Now, just so you understand, I'm not some haughty, uppity, snob who has a million-dollar estate with designer furniture and knick-knacks! We are a "typical" (I guess) middle-class family, who lives on a budget and buys most things on sale!

I have spent time in third-world countries witnessing true poverty unlike anything I have seen around the United States.  I know well that because I have a vehicle and clean water, I am among the top 8% of the richest people in the world! 

That makes me feel utterly grateful and  yet terribly guilty at the same time.  

I have went through seasons of severe depression trying to reconcile what I have seen others live in and what God has given me when I return from mission trips.

That has all helped me to relax and let uptight worries go in my beautiful, well-built, warm and spacious home.  However, I am human and stuff still gets to me.  

I think in a way, seeing the poverty I've seen has made me more frustrated as far as trying to get my sons to understand that we should be good stewards because we have been given so much.

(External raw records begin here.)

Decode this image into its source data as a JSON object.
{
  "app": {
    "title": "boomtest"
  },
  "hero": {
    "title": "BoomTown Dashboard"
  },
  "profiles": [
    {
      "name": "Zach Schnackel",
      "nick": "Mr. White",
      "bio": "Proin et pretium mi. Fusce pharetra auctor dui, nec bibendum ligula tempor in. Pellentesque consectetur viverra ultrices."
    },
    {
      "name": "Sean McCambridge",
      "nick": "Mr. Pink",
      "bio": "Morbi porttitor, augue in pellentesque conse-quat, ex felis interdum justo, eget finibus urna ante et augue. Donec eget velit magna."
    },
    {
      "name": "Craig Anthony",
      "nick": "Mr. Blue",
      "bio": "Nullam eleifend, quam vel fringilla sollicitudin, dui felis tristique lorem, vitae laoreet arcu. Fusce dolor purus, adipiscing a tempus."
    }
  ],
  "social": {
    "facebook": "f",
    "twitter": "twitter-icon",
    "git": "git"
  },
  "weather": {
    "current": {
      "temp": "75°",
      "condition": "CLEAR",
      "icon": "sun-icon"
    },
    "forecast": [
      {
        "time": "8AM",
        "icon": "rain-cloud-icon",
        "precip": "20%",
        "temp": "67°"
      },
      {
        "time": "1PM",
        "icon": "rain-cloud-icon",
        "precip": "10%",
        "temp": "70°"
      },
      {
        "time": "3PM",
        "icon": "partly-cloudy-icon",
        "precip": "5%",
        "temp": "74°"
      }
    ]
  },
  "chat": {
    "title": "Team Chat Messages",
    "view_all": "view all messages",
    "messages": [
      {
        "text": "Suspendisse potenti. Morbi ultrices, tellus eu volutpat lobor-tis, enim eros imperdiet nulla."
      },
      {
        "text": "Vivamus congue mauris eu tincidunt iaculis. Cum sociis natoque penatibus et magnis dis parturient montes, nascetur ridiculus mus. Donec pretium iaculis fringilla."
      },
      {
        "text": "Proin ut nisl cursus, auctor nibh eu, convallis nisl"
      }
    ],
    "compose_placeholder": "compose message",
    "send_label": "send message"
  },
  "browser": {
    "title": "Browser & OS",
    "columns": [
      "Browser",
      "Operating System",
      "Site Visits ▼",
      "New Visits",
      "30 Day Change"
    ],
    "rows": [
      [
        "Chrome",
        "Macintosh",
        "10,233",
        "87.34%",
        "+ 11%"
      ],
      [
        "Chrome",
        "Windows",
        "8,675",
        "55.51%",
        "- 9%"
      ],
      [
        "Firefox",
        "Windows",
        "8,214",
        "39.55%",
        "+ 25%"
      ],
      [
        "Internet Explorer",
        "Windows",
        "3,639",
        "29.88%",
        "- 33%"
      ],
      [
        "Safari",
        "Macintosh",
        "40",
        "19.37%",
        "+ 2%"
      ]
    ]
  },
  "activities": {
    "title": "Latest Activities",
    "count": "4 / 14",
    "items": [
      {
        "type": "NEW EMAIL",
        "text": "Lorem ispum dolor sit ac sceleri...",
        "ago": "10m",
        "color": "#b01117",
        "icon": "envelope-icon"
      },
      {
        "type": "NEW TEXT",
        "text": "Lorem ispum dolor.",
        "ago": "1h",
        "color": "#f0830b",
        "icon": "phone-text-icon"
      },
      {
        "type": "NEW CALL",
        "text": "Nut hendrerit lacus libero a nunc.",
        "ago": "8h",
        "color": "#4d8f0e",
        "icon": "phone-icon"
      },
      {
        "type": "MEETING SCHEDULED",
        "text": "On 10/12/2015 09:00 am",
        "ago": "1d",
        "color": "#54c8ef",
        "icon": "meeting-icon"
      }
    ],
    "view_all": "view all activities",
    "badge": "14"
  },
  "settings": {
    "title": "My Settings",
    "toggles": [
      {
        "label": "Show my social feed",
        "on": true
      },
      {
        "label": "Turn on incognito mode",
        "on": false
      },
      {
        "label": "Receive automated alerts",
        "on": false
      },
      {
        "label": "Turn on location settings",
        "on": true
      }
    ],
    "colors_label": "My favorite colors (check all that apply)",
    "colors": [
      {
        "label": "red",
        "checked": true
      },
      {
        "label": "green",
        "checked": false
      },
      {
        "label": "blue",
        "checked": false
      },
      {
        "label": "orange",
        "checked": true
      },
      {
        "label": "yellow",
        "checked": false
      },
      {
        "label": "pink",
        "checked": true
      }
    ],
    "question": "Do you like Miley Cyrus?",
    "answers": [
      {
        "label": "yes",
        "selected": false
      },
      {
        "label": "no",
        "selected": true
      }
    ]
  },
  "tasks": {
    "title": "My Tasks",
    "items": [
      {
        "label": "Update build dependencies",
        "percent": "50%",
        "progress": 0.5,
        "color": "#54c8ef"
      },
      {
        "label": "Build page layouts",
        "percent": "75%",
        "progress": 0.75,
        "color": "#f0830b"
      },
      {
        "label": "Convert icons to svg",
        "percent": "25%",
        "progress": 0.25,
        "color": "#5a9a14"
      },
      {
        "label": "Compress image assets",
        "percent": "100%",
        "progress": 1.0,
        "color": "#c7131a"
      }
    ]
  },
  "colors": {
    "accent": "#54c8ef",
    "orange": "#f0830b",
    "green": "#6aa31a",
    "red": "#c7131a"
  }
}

My husband and I believe with all our hearts that the only reason we are blessed with any of this is TO BE  a blessing to others.  We have had multiple people live with us over the years and will continue to do so as God directs us.  

We have purposefully decided we will not hoard, be greedy, or turn anyone in need away if we have it to give and God says that is good ground in which to sow.

We will also not live in fear of giving because the Word says, "GIVE and it shall be given to you..."  We realize we cannot "out-give" God!

But as I was cleaning the other day and finding all kinds of things falling apart and needing fixing or deeply cleaned, or repainted, etc... I thought about all the traffic that flows through our home.  I thought about how fast things get worn out and then I found myself getting anxious that we wouldn't be able to get it all taken care of in the time it would be needed.

Thankfully, I heard that still, small voice whisper.  "This isn't your concern.  You have no reason to fear.  I know what you need.  You take care of my sheep, and I will provide."

Then, I began to think how it seems I have NO good reason EVER to not be hospitable.  I have found no exception to this verse:  

1 Peter 4:9 Show hospitality to one another without grumbling.

I don't see sickness excusing me...even though when I was down after a surgery, I desperately wanted to tell people they couldn't come over and see the mess.

I don't see busyness excusing me...even though some days, after teaching my kids all day and running to appointments, I just want to collapse in bed!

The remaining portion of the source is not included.